From the summary:
This report finds that nearly all state retirement systems have features that allow for preservation of retirement income benefits, even for those employees who decide to change jobs.
When it comes to retirement finances, Americans have two top concerns: reliable, adequate retirement income that will not run out and the ability to move retirement plans from job to job. A new report from the National Institute on Retirement Security (NIRS) finds that public defined benefit (DB) pension plans stack up well on both counts.
Preserving Retirement Income for Public Sector Employees finds that almost all public retirement systems offer DB pensions that provide a modest, but stable retirement income that lasts through retirement. The research also finds that nearly all state retirement systems have features that allow for preservation of retirement income benefits even for employees who change jobs via the purchase of service credits, interest credits on withdrawn contributions and re-depositing of employee contributions.
Key findings of this report are as follows:
– Many public pension plans have adopted features that allow individuals who change jobs to retain and even increase their benefits. Employee contributions can follow employees to new employers, often at market or better interest rates. Most plans allow members to later rejoin a system and repay any refunds with interest.
– Nearly all public DB systems allow members to purchase additional service credits to increase their pension benefits in retirement. Specifically, all public DB plans allow for the purchase of service credits for prior military service, and more than half of the plans surveyed allow for the purchase of credits for prior out-of-state government service.
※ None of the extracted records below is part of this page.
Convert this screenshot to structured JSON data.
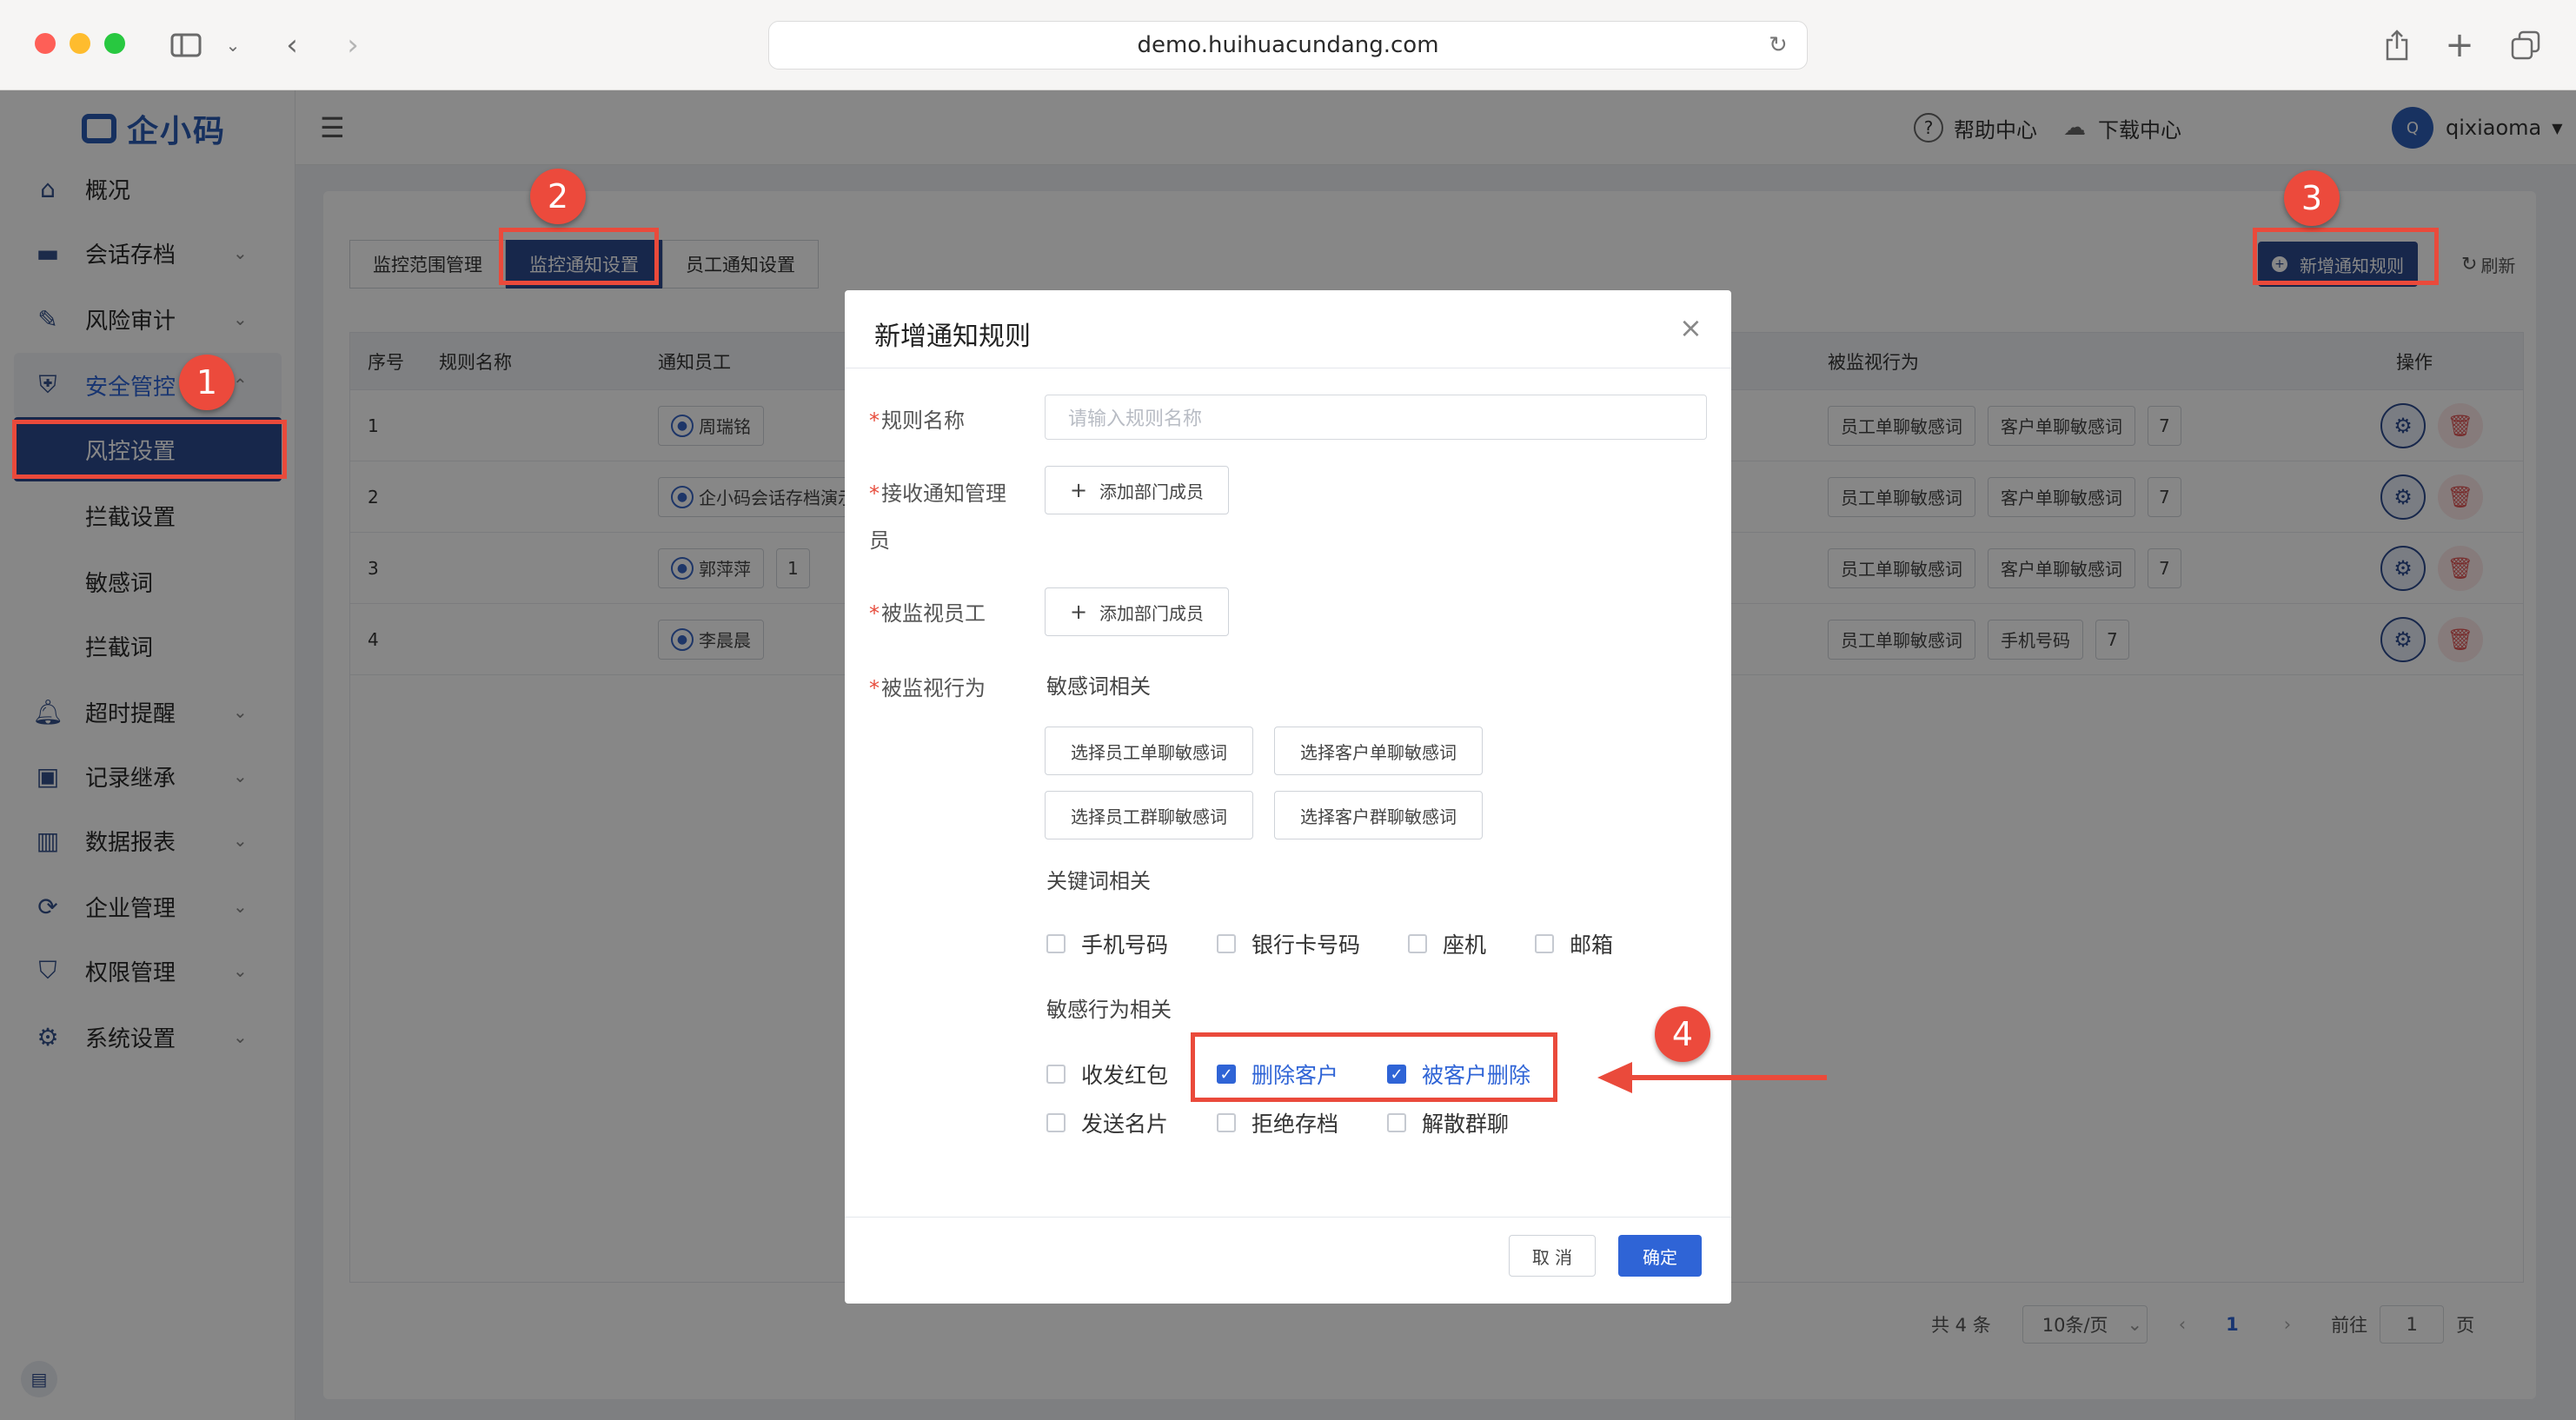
{
  "browser": {
    "url": "demo.huihuacundang.com"
  },
  "app": {
    "logo_text": "企小码",
    "header": {
      "help_label": "帮助中心",
      "download_label": "下载中心",
      "user_initial": "Q",
      "user_name": "qixiaoma"
    },
    "sidebar": {
      "items": [
        {
          "label": "概况",
          "icon": "home-icon"
        },
        {
          "label": "会话存档",
          "icon": "folder-icon"
        },
        {
          "label": "风险审计",
          "icon": "edit-icon"
        },
        {
          "label": "安全管控",
          "icon": "shield-icon"
        },
        {
          "label": "超时提醒",
          "icon": "bell-icon"
        },
        {
          "label": "记录继承",
          "icon": "record-icon"
        },
        {
          "label": "数据报表",
          "icon": "chart-icon"
        },
        {
          "label": "企业管理",
          "icon": "refresh-icon"
        },
        {
          "label": "权限管理",
          "icon": "lock-shield-icon"
        },
        {
          "label": "系统设置",
          "icon": "gear-icon"
        }
      ],
      "subitems": [
        "风控设置",
        "拦截设置",
        "敏感词",
        "拦截词"
      ]
    },
    "tabs": [
      "监控范围管理",
      "监控通知设置",
      "员工通知设置"
    ],
    "add_rule_button": "新增通知规则",
    "refresh_button": "刷新",
    "table": {
      "headers": [
        "序号",
        "规则名称",
        "通知员工",
        "被监视行为",
        "操作"
      ],
      "rows": [
        {
          "index": "1",
          "employee": "周瑞铭",
          "emp_count": "",
          "behaviors": [
            "员工单聊敏感词",
            "客户单聊敏感词"
          ],
          "more": "7"
        },
        {
          "index": "2",
          "employee": "企小码会话存档演示",
          "emp_count": "",
          "behaviors": [
            "员工单聊敏感词",
            "客户单聊敏感词"
          ],
          "more": "7"
        },
        {
          "index": "3",
          "employee": "郭萍萍",
          "emp_count": "1",
          "behaviors": [
            "员工单聊敏感词",
            "客户单聊敏感词"
          ],
          "more": "7"
        },
        {
          "index": "4",
          "employee": "李晨晨",
          "emp_count": "",
          "behaviors": [
            "员工单聊敏感词",
            "手机号码"
          ],
          "more": "7"
        }
      ]
    },
    "pagination": {
      "total": "共 4 条",
      "page_size": "10条/页",
      "current_page": "1",
      "goto_label": "前往",
      "goto_value": "1",
      "page_suffix": "页"
    }
  },
  "modal": {
    "title": "新增通知规则",
    "fields": {
      "rule_name_label": "规则名称",
      "rule_name_placeholder": "请输入规则名称",
      "receivers_label_1": "接收通知管理",
      "receivers_label_2": "员",
      "monitored_label": "被监视员工",
      "behavior_label": "被监视行为",
      "add_member_button": "添加部门成员"
    },
    "sensitive_word_section": "敏感词相关",
    "sensitive_word_buttons": [
      "选择员工单聊敏感词",
      "选择客户单聊敏感词",
      "选择员工群聊敏感词",
      "选择客户群聊敏感词"
    ],
    "keyword_section": "关键词相关",
    "keyword_options": [
      {
        "label": "手机号码",
        "checked": false
      },
      {
        "label": "银行卡号码",
        "checked": false
      },
      {
        "label": "座机",
        "checked": false
      },
      {
        "label": "邮箱",
        "checked": false
      }
    ],
    "behavior_section": "敏感行为相关",
    "behavior_options": [
      {
        "label": "收发红包",
        "checked": false
      },
      {
        "label": "删除客户",
        "checked": true
      },
      {
        "label": "被客户删除",
        "checked": true
      },
      {
        "label": "发送名片",
        "checked": false
      },
      {
        "label": "拒绝存档",
        "checked": false
      },
      {
        "label": "解散群聊",
        "checked": false
      }
    ],
    "cancel_button": "取 消",
    "confirm_button": "确定"
  },
  "annotations": [
    "1",
    "2",
    "3",
    "4"
  ],
  "colors": {
    "primary": "#2c4a8f",
    "checkbox_blue": "#2f64d6",
    "annotation_red": "#ea4a3b"
  }
}
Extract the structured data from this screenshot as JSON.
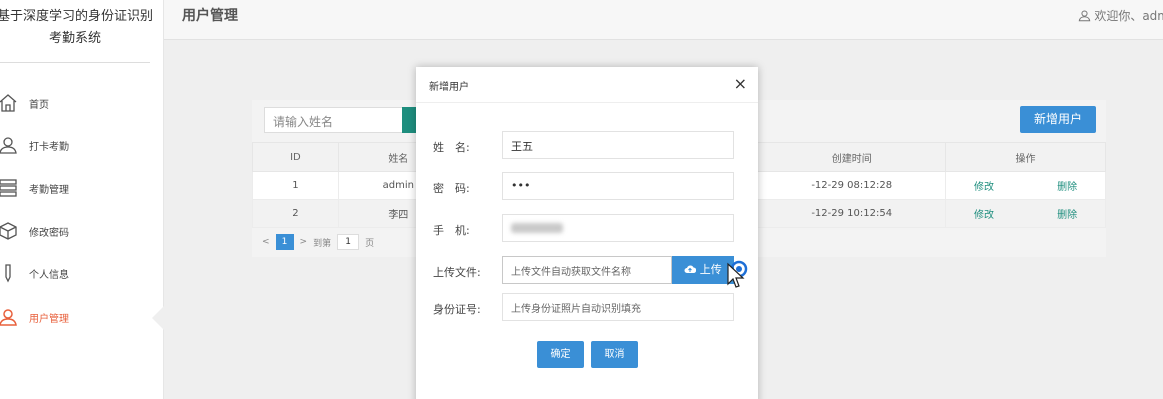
{
  "sidebar": {
    "brand_line1": "基于深度学习的身份证识别",
    "brand_line2": "考勤系统",
    "items": [
      {
        "label": "首页",
        "icon": "home-icon"
      },
      {
        "label": "打卡考勤",
        "icon": "user-icon"
      },
      {
        "label": "考勤管理",
        "icon": "list-icon"
      },
      {
        "label": "修改密码",
        "icon": "box-icon"
      },
      {
        "label": "个人信息",
        "icon": "pen-icon"
      },
      {
        "label": "用户管理",
        "icon": "user-manage-icon",
        "active": true
      }
    ]
  },
  "header": {
    "title": "用户管理",
    "welcome": "欢迎你、adm"
  },
  "toolbar": {
    "search_placeholder": "请输入姓名",
    "add_label": "新增用户"
  },
  "table": {
    "columns": [
      "ID",
      "姓名",
      "创建时间",
      "操作"
    ],
    "rows": [
      {
        "id": "1",
        "name": "admin",
        "time": "-12-29 08:12:28",
        "edit": "修改",
        "delete": "删除"
      },
      {
        "id": "2",
        "name": "李四",
        "time": "-12-29 10:12:54",
        "edit": "修改",
        "delete": "删除"
      }
    ]
  },
  "pager": {
    "current": "1",
    "goto_label": "到第",
    "goto_value": "1",
    "page_suffix": "页"
  },
  "modal": {
    "title": "新增用户",
    "close": "×",
    "name_label": "姓　名:",
    "name_value": "王五",
    "password_label": "密　码:",
    "password_value": "•••",
    "phone_label": "手　机:",
    "upload_label": "上传文件:",
    "upload_placeholder": "上传文件自动获取文件名称",
    "upload_button": "上传",
    "idcard_label": "身份证号:",
    "idcard_placeholder": "上传身份证照片自动识别填充",
    "confirm": "确定",
    "cancel": "取消"
  },
  "colors": {
    "primary": "#3a8fd6",
    "teal": "#1e8e7e",
    "active": "#e8603c"
  }
}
Some plans allow for the purchase of credits for other specified types of service and leave.
– A number of plans have features that increase benefits for short or moderate-term employees. Modifications include increasing the value of the deferred annuity benefits paid to former employees, rewarding employees who choose to keep their member accounts in the plan with interest, and providing even higher matching amounts. These features can encourage workers who leave before retirement to preserve the lifetime retirement income benefits they have earned, rather than spend their refund.
The study results are based on a survey of 89 public pension plans to determine plan types, employee contribution rates, vesting requirements, interest rates paid on withdrawn employee contributions, refunds of member accounts, re-deposits of employee contributions and ability to purchase service credits. All survey results for the 89 public pension systems are published in the Appendices to the report. For systems that did not reply to the survey, data was obtained from the Public Plan database, National Association of State Retirement Administrators reports, and public pension plan web sites.